My husband Ellery had been my husband for exactly four days when his mother walked into our kitchen without knocking, set a manila folder down on top of my dinner plate, and told me I had thirty days to start paying her twelve hundred dollars a month to live in a house she said was never really his to give me.
“Cassius,” I said, because I had learned in the eleven months I’d known her that using her name instead of “Mom” or “Mrs. Thorne” bought me exactly one extra beat of civility before she said whatever she’d come to say, “we’re in the middle of dinner.”
“I can see that,” she said, and pulled out the chair at the head of the table, my late father in law’s chair, the one Ellery and I had quietly agreed not to sit in without ever discussing why. “Read the folder, Brandt. It’s all in order. Notarized and everything.”

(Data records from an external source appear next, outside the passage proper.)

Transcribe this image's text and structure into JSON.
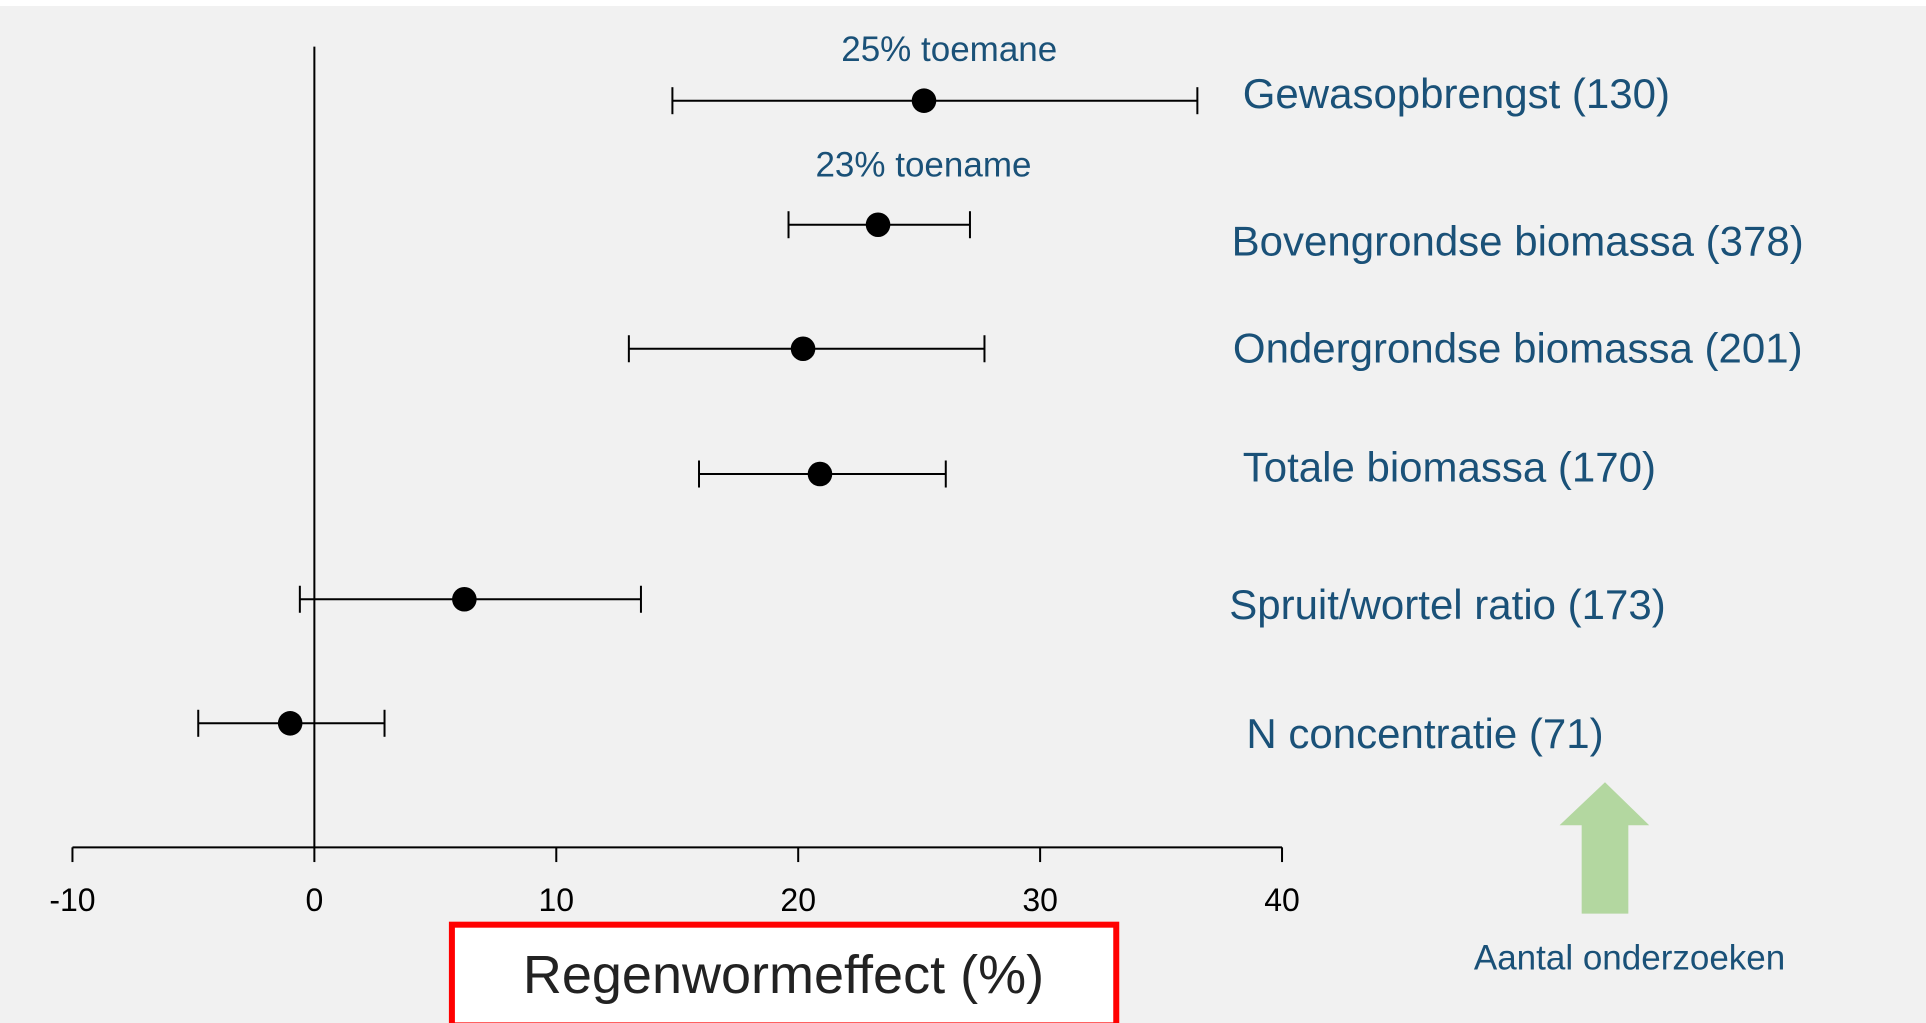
{
  "chart_data": {
    "type": "forest",
    "categories": [
      "Gewasopbrengst (130)",
      "Bovengrondse biomassa (378)",
      "Ondergrondse biomassa (201)",
      "Totale biomassa (170)",
      "Spruit/wortel ratio (173)",
      "N concentratie (71)"
    ],
    "values": [
      25.2,
      23.3,
      20.2,
      20.9,
      6.2,
      -1.0
    ],
    "lower": [
      14.8,
      19.6,
      13.0,
      15.9,
      -0.6,
      -4.8
    ],
    "upper": [
      36.5,
      27.1,
      27.7,
      26.1,
      13.5,
      2.9
    ],
    "annotations": [
      "25% toemane",
      "23% toename"
    ],
    "xlabel": "Regenwormeffect (%)",
    "xlim": [
      -10,
      40
    ],
    "xticks": [
      -10,
      0,
      10,
      20,
      30,
      40
    ],
    "arrow_label": "Aantal onderzoeken",
    "color": "#000000",
    "label_color": "#1a5178",
    "arrow_color": "#b3d7a0"
  }
}
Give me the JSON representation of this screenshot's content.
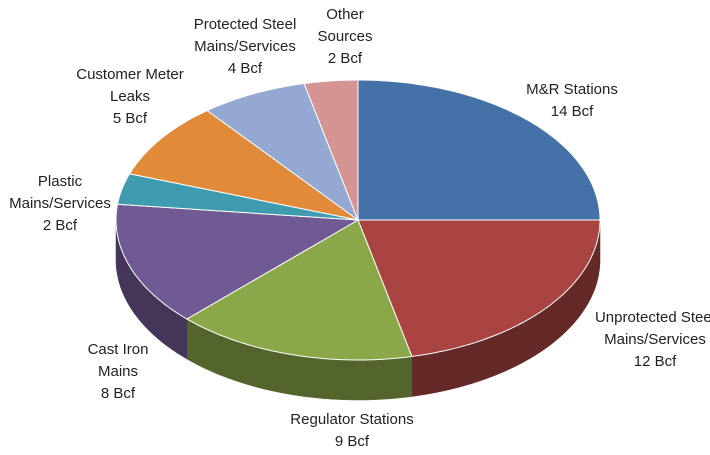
{
  "chart_data": {
    "type": "pie",
    "categories": [
      "M&R Stations",
      "Unprotected Steel Mains/Services",
      "Regulator Stations",
      "Cast Iron Mains",
      "Plastic Mains/Services",
      "Customer Meter Leaks",
      "Protected Steel Mains/Services",
      "Other Sources"
    ],
    "values": [
      14,
      12,
      9,
      8,
      2,
      5,
      4,
      2
    ],
    "value_labels": [
      "14 Bcf",
      "12 Bcf",
      "9 Bcf",
      "8 Bcf",
      "2 Bcf",
      "5 Bcf",
      "4 Bcf",
      "2 Bcf"
    ],
    "colors": [
      "#4472a8",
      "#a94442",
      "#8aa84a",
      "#705a94",
      "#3f9cb0",
      "#e08a3a",
      "#93a9d2",
      "#d49494"
    ]
  }
}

I looked at Ellery. He was staring at his plate the way he does when his mother is in a room, a stillness that had charmed me once, back when I thought it meant he was steady rather than simply outnumbered his whole life. He did not reach for the folder. I did.
Inside was a five year residential lease, typed on plain paper, dated fourteen months earlier, purporting to give Cassius Thorne the right to set the terms, collect rent, and approve or deny any occupant of the house at 4 County Road 12, for as long as she lived, regardless of who held title to the property. At the bottom, in blue ink, was a signature that read Torrance Thorne. Notarized by a Lansing R. Aldis, commission stamp and all.